Le procès du marquis de Langey en 1659 incarne et transforme l’institution. Alors que la plupart des procès par congrès ont eu lieu devant des tribunaux ecclésiastiques, de Langey était protestant et, à ce titre, le procès s’est déroulé devant le tribunal de grande instance de Paris. de Langey était également une célébrité selon les normes de l’époque; les femmes le considéraient comme une icône du sexe et il était décrit par la plupart de ses pairs comme beau et charmant. Alors que de nombreux procès en congrès étaient devenus l’objet de commérages populaires, celui du marquis de Langey balayait la France d’assaut. Des paris sont faits et, de même que le marquis de Langey est adoré, Madame de Langey est méprisée.

Les tables ont tourné après le procès, naturellement, avec Madame de Langey se délectant publiquement de sa justification et la déshonorée de Langey non seulement divorcée mais légalement interdite de se remarier.

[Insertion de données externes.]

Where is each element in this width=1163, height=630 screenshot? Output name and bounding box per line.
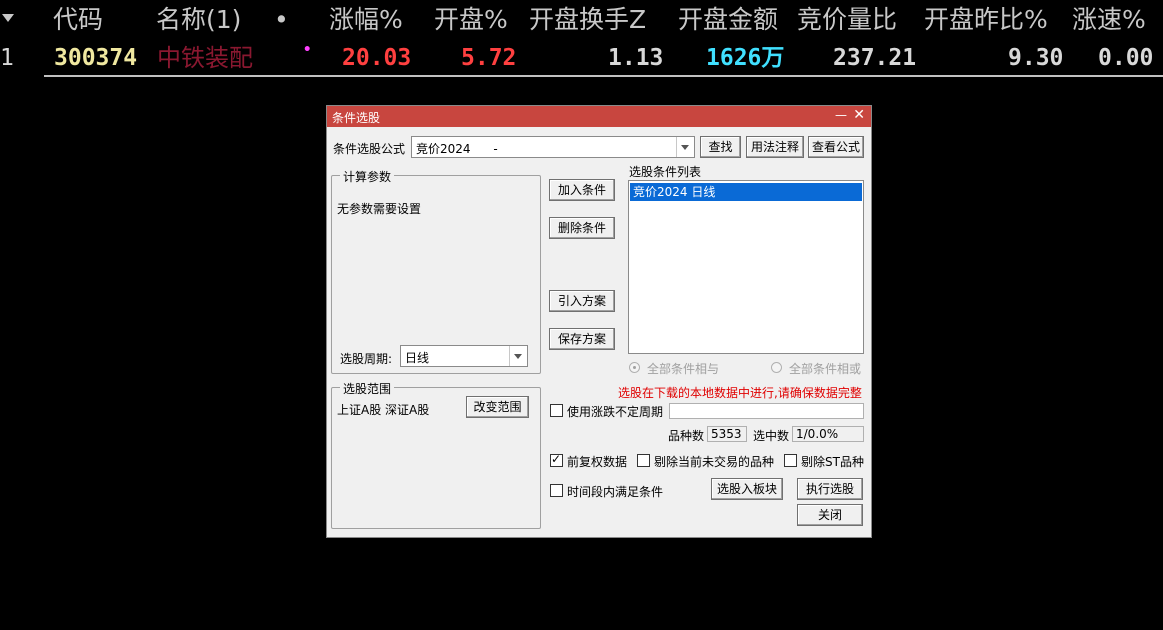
open-pct-value: 5.72 — [461, 45, 517, 71]
exclude-st-label: 剔除ST品种 — [801, 455, 864, 469]
params-group-title: 计算参数 — [340, 168, 395, 185]
period-label: 选股周期: — [340, 352, 393, 366]
open-turnover-value: 1.13 — [608, 45, 664, 71]
selected-label: 选中数 — [753, 429, 790, 443]
chevron-down-icon[interactable] — [509, 346, 527, 366]
open-prev-ratio-value: 9.30 — [1008, 45, 1064, 71]
chevron-down-icon[interactable] — [676, 137, 694, 157]
usage-notes-button[interactable]: 用法注释 — [746, 136, 804, 158]
variable-period-field[interactable] — [669, 403, 864, 419]
formula-select-value: 竞价2024 - — [416, 142, 498, 156]
open-amount-value: 1626万 — [706, 45, 785, 71]
selected-value: 1/0.0% — [792, 426, 864, 442]
col-marker[interactable]: • — [274, 4, 289, 36]
speed-pct-value: 0.00 — [1098, 45, 1154, 71]
dialog-titlebar[interactable]: 条件选股 — ✕ — [327, 106, 871, 127]
exclude-no-trade-label: 剔除当前未交易的品种 — [654, 455, 775, 469]
import-plan-button[interactable]: 引入方案 — [549, 290, 615, 312]
col-speed-pct[interactable]: 涨速% — [1072, 4, 1146, 36]
row-selection-underline — [44, 75, 1163, 77]
quote-table-header: 代码 名称(1) • 涨幅% 开盘% 开盘换手Z 开盘金额 竞价量比 开盘昨比%… — [0, 0, 1163, 40]
stock-code: 300374 — [54, 45, 138, 71]
radio-and-label: 全部条件相与 — [647, 362, 720, 376]
scope-group-title: 选股范围 — [340, 380, 395, 397]
auction-ratio-value: 237.21 — [833, 45, 917, 71]
period-select-value: 日线 — [405, 351, 430, 365]
change-scope-button[interactable]: 改变范围 — [466, 396, 529, 418]
exclude-no-trade-checkbox[interactable] — [637, 454, 650, 467]
time-period-label: 时间段内满足条件 — [567, 485, 664, 499]
col-open-prev-ratio[interactable]: 开盘昨比% — [924, 4, 1048, 36]
close-button[interactable]: 关闭 — [797, 504, 863, 526]
condition-list[interactable]: 竞价2024 日线 — [628, 180, 864, 354]
execute-button[interactable]: 执行选股 — [797, 478, 863, 500]
find-button[interactable]: 查找 — [700, 136, 741, 158]
col-name[interactable]: 名称(1) — [156, 4, 241, 36]
marker-dot: • — [303, 42, 312, 58]
period-select[interactable]: 日线 — [400, 345, 528, 367]
close-icon[interactable]: ✕ — [853, 107, 865, 123]
params-text: 无参数需要设置 — [337, 202, 422, 216]
row-index: 1 — [0, 45, 14, 71]
add-condition-button[interactable]: 加入条件 — [549, 179, 615, 201]
condition-list-label: 选股条件列表 — [629, 165, 702, 179]
scope-group: 选股范围 上证A股 深证A股 改变范围 — [331, 380, 541, 529]
col-auction-ratio[interactable]: 竞价量比 — [797, 4, 897, 36]
save-plan-button[interactable]: 保存方案 — [549, 328, 615, 350]
params-group: 计算参数 无参数需要设置 选股周期: 日线 — [331, 168, 541, 374]
view-formula-button[interactable]: 查看公式 — [808, 136, 864, 158]
forward-adjust-checkbox[interactable]: ✓ — [550, 452, 563, 467]
formula-select[interactable]: 竞价2024 - — [411, 136, 695, 158]
radio-or-label: 全部条件相或 — [789, 362, 862, 376]
time-period-checkbox[interactable] — [550, 484, 563, 497]
count-value: 5353 — [707, 426, 747, 442]
scope-text: 上证A股 深证A股 — [337, 403, 430, 417]
radio-or[interactable] — [771, 362, 782, 373]
dropdown-arrow-icon[interactable] — [2, 14, 14, 22]
exclude-st-checkbox[interactable] — [784, 454, 797, 467]
variable-period-checkbox[interactable] — [550, 404, 563, 417]
col-change-pct[interactable]: 涨幅% — [329, 4, 403, 36]
minimize-icon[interactable]: — — [835, 108, 847, 122]
col-open-turnover[interactable]: 开盘换手Z — [529, 4, 646, 36]
delete-condition-button[interactable]: 删除条件 — [549, 217, 615, 239]
dialog-title: 条件选股 — [332, 111, 381, 125]
checkmark-icon: ✓ — [551, 452, 562, 466]
stock-name: 中铁装配 — [157, 44, 253, 72]
col-code[interactable]: 代码 — [53, 4, 103, 36]
add-to-block-button[interactable]: 选股入板块 — [711, 478, 783, 500]
col-open-pct[interactable]: 开盘% — [434, 4, 508, 36]
table-row[interactable]: 1 300374 中铁装配 • 20.03 5.72 1.13 1626万 23… — [0, 40, 1163, 76]
col-open-amount[interactable]: 开盘金额 — [678, 4, 778, 36]
variable-period-label: 使用涨跌不定周期 — [567, 405, 664, 419]
radio-and[interactable] — [629, 362, 640, 373]
stock-filter-dialog: 条件选股 — ✕ 条件选股公式 竞价2024 - 查找 用法注释 查看公式 计算… — [326, 105, 872, 538]
change-pct-value: 20.03 — [342, 45, 412, 71]
data-warning: 选股在下载的本地数据中进行,请确保数据完整 — [618, 386, 862, 400]
list-item[interactable]: 竞价2024 日线 — [630, 183, 862, 201]
forward-adjust-label: 前复权数据 — [567, 455, 628, 469]
formula-label: 条件选股公式 — [333, 142, 406, 156]
count-label: 品种数 — [668, 429, 705, 443]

Défiant cet édit, de Langey s’est quand même remarié – puis, dans un développement qui a choqué la France, a eu sept enfants.

“Je pense que la publicité que le procès a gagnée, et le fait que de Langey est devenu le père de ces enfants, ont encore prouvé à quel point ces procès étaient une farce en essayant de les tenir de manière légale et technique comme ils l’ont fait”, a observé Gaines. Bien que des procès devant le Congrès aient encore eu lieu au XVIIIe siècle, les hommes accusés de divorce avaient désormais un nom célèbre qu’ils pouvaient citer pour jeter le doute sur la crédibilité de l’ensemble de la procédure.

“Il n’était clairement pas impuissant”, a conclu Gaines.